TRIBUNAL ADMINISTRATIF DU LOGEMENT

Bureau dE Montréal

 

No dossier :

785941 31 20240415 G

No demande :

4288372

 

 

Date :

19 juin 2024

Devant la juge administrative :

Marie Dominique

 

10318396 Canada Inc.

 

Locatrice - Partie demanderesse

c.

Michael Leblanc

 

Sen Thi Minh Nguyen

 

Locataires - Partie défenderesse

 

D É C I S I O N

 

 

[1]         Par sa demande déposée le 15 avril 2024, la locatrice réclame le recouvrement du loyer non payé au moment du départ des locataires (9 040 $) et la condamnation solidaire des locataires, le tout avec les intérêts au taux légal et l’indemnité additionnelle prévue à l’article 1619 du Code civil du Québec. Elle réclame également l’exécution provisoire de la décision malgré l’appel ainsi que les frais de justice.

[2]         Le 23 avril 2024, la locatrice dépose un premier amendement afin de corriger l’adresse des défendeurs.

[3]         Le 16 mai 2023, la locatrice dépose un deuxième amendement afin que la demande tienne compte du déguerpissement des locataires.
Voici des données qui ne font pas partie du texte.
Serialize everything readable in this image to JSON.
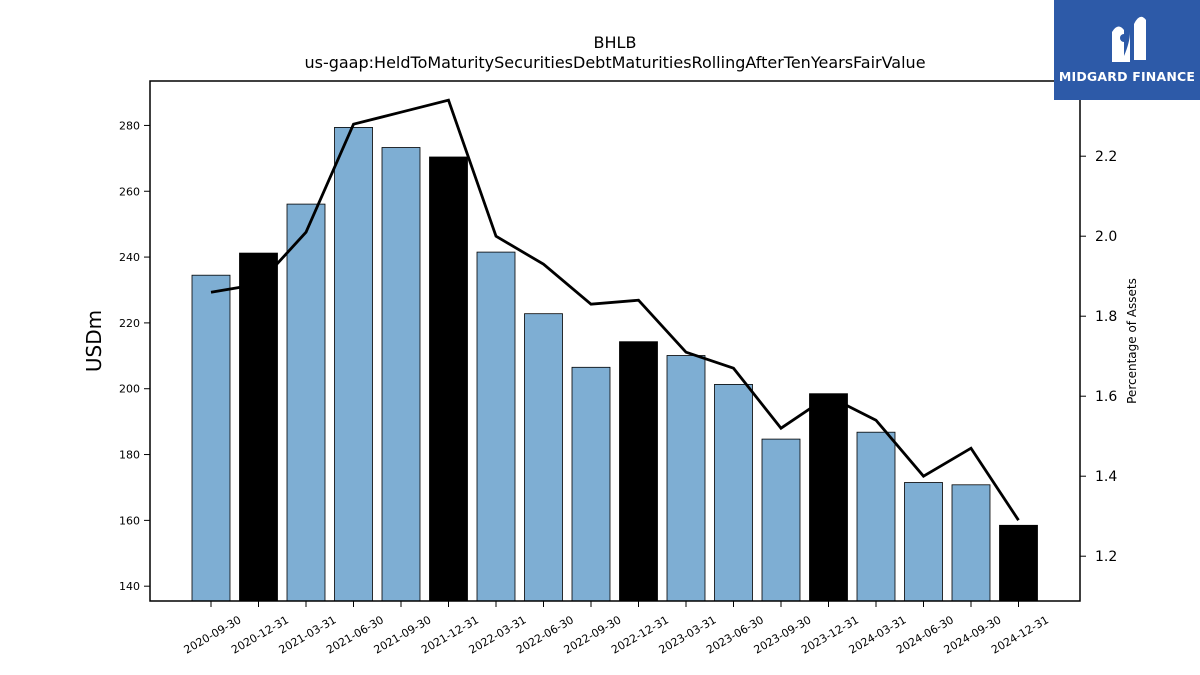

[4]         En vertu de l’article 56.2 de la Loi sur le Tribunal administratif du logement[1], la locatrice avait jusqu’au 30 mai 2024 pour notifier la demande et déposer la preuve de la notification au dossier du Tribunal. Or, la demande a été notifiée par huissier le 4 juin et la preuve de notification a été déposée au Tribunal le 7 juin 2024.

[5]         À l’audience, la locatrice demande d’être relevée du défaut d’avoir déposé la demande dans les 45 jours.

[6]         Considérant le témoignage du représentant de la locatrice au sujet des nombreuses démarches qu’il a dû effectuer pour retracer l’adresse des locataires et considérant que les locataires reconnaissent avoir reçu la demande par la poste à l’intérieur du délai de 45 jours, le Tribunal relève la locatrice de son défaut.


[7]         À l’audience, la locatrice demande au Tribunal de l’autoriser à amender sa procédure de manière à ce que le montant de loyer demandé soit plutôt réclamé à titre de dommages pour perte de loyer et indemnité de relocation et afin de corriger le nom de la locataire pour Sen Thi Minh Nguyen. La locatrice révise à la baisse le montant de sa réclamation à 6 780 $. Les locataires consentent à l’amendement, lequel est autorisé par le Tribunal.

Les faits

[8]         La locatrice et Michael Leblanc sont liés aux termes d’un bail pour la période du 1er mars 2023 au 29 février 2024 au loyer mensuel de 2 260 $. Mme Nguyen n’est pas partie au bail, le demande contre elle est donc rejetée.

[9]         La preuve démontre que le locataire a tenté de céder son bail, ce qui a été refusé par la locatrice.

[10]     Le 20 septembre 2023, le locataire fait une demande au Tribunal[2] afin de faire valider la cession de bail.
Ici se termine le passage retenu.